In the meantime, BruinsVOTE! members will work to continue the gains made in student participation during the past several elections. Organizers will be canvassing Bruin Walk and promoting voting at UCLA athletics events, to name a few efforts.

“I think the biggest change is now you have 11 days to vote instead of one,” said Joshua Avila, third-year political science major and co-director of the BruinsVOTE! initiative. “This is definitely a big improvement, and we are excited to see more student turnout because of that. If it’s just one day, students might be busy that day or they just forget.”

Although there is an emphasis on registering to vote by Feb. 18, the vote center will allow for same-day conditional registration, which is a major plus, officials touted.

“If you think about it, registering to vote is the last of the antiquated processes that you can’t just do instantly,” Hedges said. “That does not resonate with our students, who are last minute and who are used to being able to do something right now. In our last few elections we’ve had long lines of provisional ballot people in hopes that their votes will still count.”

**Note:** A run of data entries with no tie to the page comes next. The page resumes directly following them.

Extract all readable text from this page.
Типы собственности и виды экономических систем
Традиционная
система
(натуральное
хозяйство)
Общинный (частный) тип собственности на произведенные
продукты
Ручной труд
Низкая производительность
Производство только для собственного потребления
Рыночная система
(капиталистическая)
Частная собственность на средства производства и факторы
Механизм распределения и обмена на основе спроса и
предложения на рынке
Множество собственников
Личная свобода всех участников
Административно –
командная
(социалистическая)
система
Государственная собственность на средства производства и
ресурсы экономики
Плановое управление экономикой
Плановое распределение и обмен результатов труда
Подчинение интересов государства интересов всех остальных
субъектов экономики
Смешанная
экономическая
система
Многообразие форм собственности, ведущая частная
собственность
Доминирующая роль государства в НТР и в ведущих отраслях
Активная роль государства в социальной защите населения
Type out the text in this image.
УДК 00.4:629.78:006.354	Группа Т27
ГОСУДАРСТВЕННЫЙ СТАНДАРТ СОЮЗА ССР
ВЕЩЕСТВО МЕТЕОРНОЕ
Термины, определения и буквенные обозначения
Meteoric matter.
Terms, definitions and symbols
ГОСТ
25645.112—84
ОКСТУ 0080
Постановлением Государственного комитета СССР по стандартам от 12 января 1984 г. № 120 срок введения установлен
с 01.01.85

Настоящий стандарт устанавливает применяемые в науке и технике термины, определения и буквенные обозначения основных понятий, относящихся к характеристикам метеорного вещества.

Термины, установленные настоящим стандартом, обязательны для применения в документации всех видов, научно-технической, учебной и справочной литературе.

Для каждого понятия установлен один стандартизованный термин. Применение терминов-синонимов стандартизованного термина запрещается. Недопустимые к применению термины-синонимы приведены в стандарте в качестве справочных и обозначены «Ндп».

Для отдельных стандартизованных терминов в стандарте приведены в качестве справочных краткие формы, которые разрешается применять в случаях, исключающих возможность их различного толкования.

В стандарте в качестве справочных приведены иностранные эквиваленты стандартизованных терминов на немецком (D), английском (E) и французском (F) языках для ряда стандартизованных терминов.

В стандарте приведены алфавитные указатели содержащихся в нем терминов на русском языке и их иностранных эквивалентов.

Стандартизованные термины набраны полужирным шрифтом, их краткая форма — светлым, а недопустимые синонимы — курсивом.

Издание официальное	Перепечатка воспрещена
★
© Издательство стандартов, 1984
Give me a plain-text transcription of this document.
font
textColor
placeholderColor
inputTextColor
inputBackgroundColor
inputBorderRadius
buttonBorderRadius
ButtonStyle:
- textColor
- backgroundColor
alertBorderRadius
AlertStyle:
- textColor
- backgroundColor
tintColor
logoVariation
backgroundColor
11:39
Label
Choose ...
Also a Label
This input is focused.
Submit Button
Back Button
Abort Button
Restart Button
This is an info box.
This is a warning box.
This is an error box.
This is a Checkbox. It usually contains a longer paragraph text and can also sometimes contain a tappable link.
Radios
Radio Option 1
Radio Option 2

Having 11 days and same-day registration should lessen voter congestion, she said.

The UCLA campus voice can and will be a vital one, said Elisa Chang, graduate student studying education and BruinsVOTE! co-director.

“If we want to be able to shape the future that we’re going to literally be inheriting, then we all actually do need to vote and make ourselves heard,” Chang said.

VOTE CENTERS

Ackerman Union
308 Westwood Plaza
Bruin Reception Room, second floor
11-day Vote Center
Feb. 22–March 2, 8 a.m. to 5 p.m.
March 3 (Election Day), 7 a.m. to 8 p.m.

Hammer Museum at UCLA
10899 Wilshire Blvd.
Annenberg Terrace, third floor
Four-day Vote Center
Feb. 29–March 2, 8 a.m. to 5 p.m.
March 3 (Election Day), 7 a.m. to 8 p.m.